ステロイドが細胞の表面にある受容体にくっつくと、細胞の核に移動します。
核の中では遺伝子に作用して、炎症に関与する物質がつくられのを抑えます。
ウメクリジニウム臭化物
ウメクリジニウム臭化物は抗コリン薬です。アセチルコリンの邪魔をする薬です。
アセチルコリンは副交感神経が働いたときに増える神経伝達物質です。アセチルコリンは気管支平滑筋を収縮させて気管支を捕捉します。
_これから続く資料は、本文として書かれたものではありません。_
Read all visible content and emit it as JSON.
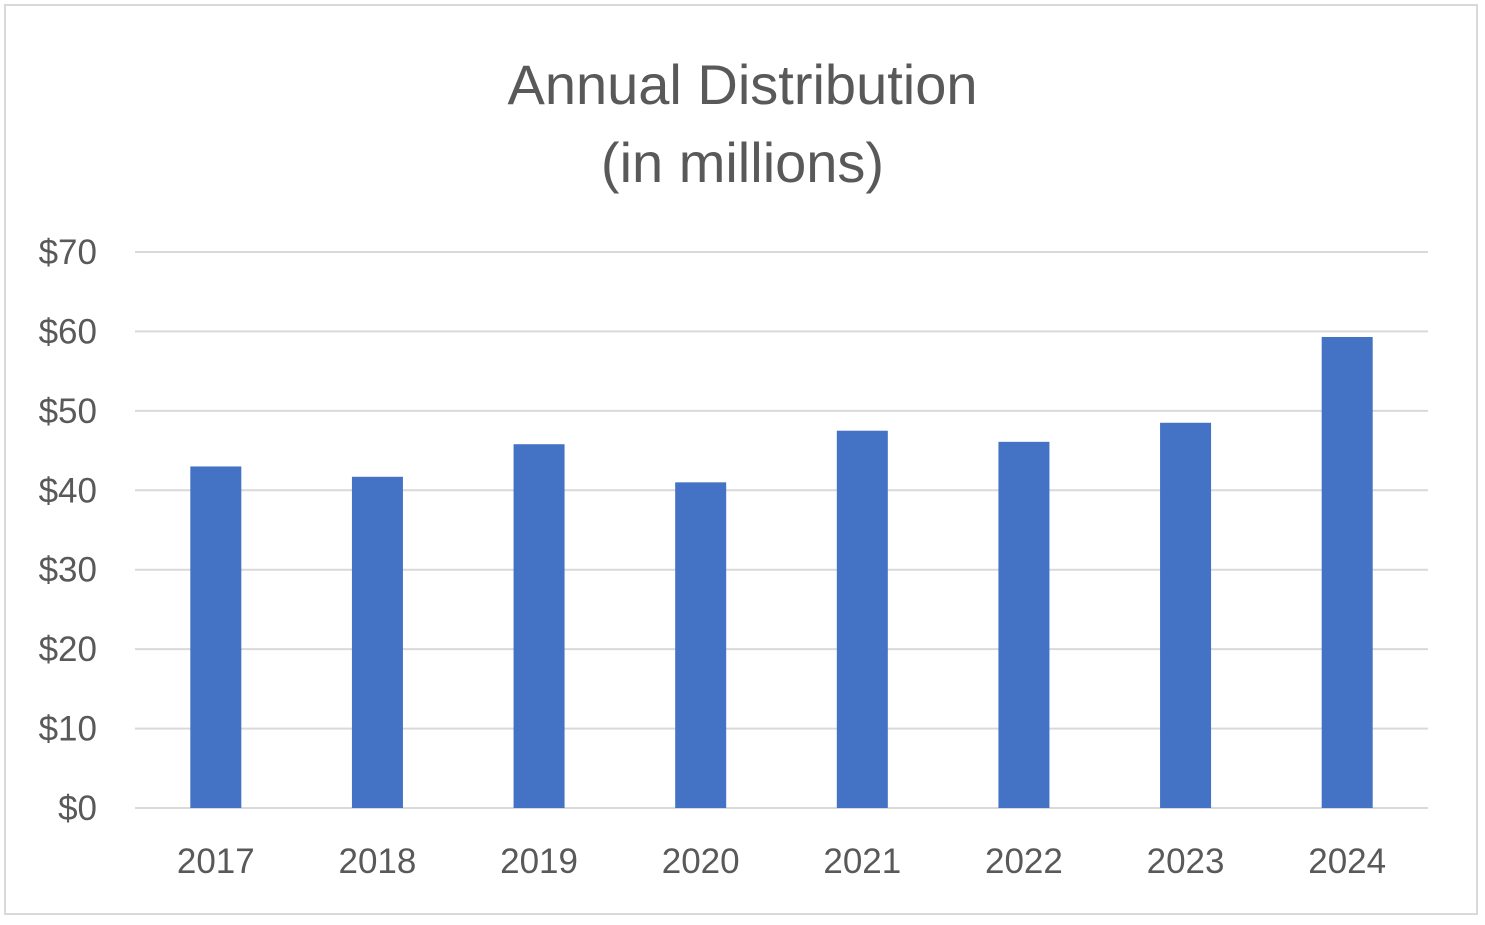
{
  "chart_data": {
    "type": "bar",
    "title": [
      "Annual Distribution",
      "(in millions)"
    ],
    "xlabel": "",
    "ylabel": "",
    "categories": [
      "2017",
      "2018",
      "2019",
      "2020",
      "2021",
      "2022",
      "2023",
      "2024"
    ],
    "values": [
      43,
      41.7,
      45.8,
      41,
      47.5,
      46.1,
      48.5,
      59.3
    ],
    "units": "millions of dollars",
    "ylim": [
      0,
      70
    ],
    "yticks": [
      0,
      10,
      20,
      30,
      40,
      50,
      60,
      70
    ],
    "ytick_labels": [
      "$0",
      "$10",
      "$20",
      "$30",
      "$40",
      "$50",
      "$60",
      "$70"
    ],
    "grid": true,
    "legend": "none",
    "colors": {
      "bar": "#4472c4",
      "grid": "#d9d9d9",
      "text": "#595959",
      "border": "#d9d9d9"
    }
  }
}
ウメクリジニウムは、アセチルコリンの働きを邪魔することで、気管支を広げて呼吸を楽にする作用があります。
ビランテロールトリフェニル酢酸塩
ビランテロールトリフェニル酢酸塩はβ2刺激薬です。
気管支平滑筋のβ2受容体を刺激することで気管支平滑筋を弛緩させます。
そのため、気管支が広がり呼吸が楽になります。
喘息には使用できない
適応はCOPDの症状の改善です。
気管支喘息には使用できません。
気管支喘息を合併したCOPDには使用できますが、気管支喘息の管理が十分に行われている必要があります。
【効能・効果】は以下の通りです。
慢性閉塞性肺疾患(慢性気管支炎・肺気腫)の諸症状の緩解(吸入ステロイド剤、長時間作用性吸入抗コリン剤及び長時間作用性吸入β2刺激剤の併用が必要な場合)添付文書より
気管支喘息には使用できない旨が、重要な基本的注意に書かれています。
本剤は気管支喘息治療を目的とした薬剤ではないため、気管支喘息治療の目的には使用しないこと。なお、気管支喘息を合併した慢性閉塞性肺疾患患者に本剤を適用する場合には、気管支喘息の管理が十分行われるよう注意すること。添付文書より
急性期の薬ではない
テリルジーはCOPDの長期管理を目的とした薬です。
症状が悪化した急性期に使用するものではありません。
テリルジーを使用中に症状が悪化した場合は、テリルジーを追加使用するのではなく、短時間作用性吸入β2刺激剤等を使用するよう指導する必要があります。
まとめ
・テリルジーはCOPDの吸入薬で、吸入ステロイド、長期作用型抗コリン薬、長期作用型β刺激薬の3剤を配合しています。
・適応はCOPDの症状の改善です。気管支喘息には使用できません。
・テリルジーはCOPDの長期管理を目的とした薬です。
参考資料:添付文書、インタビューフォーム
*新薬のため今後さらに追記します。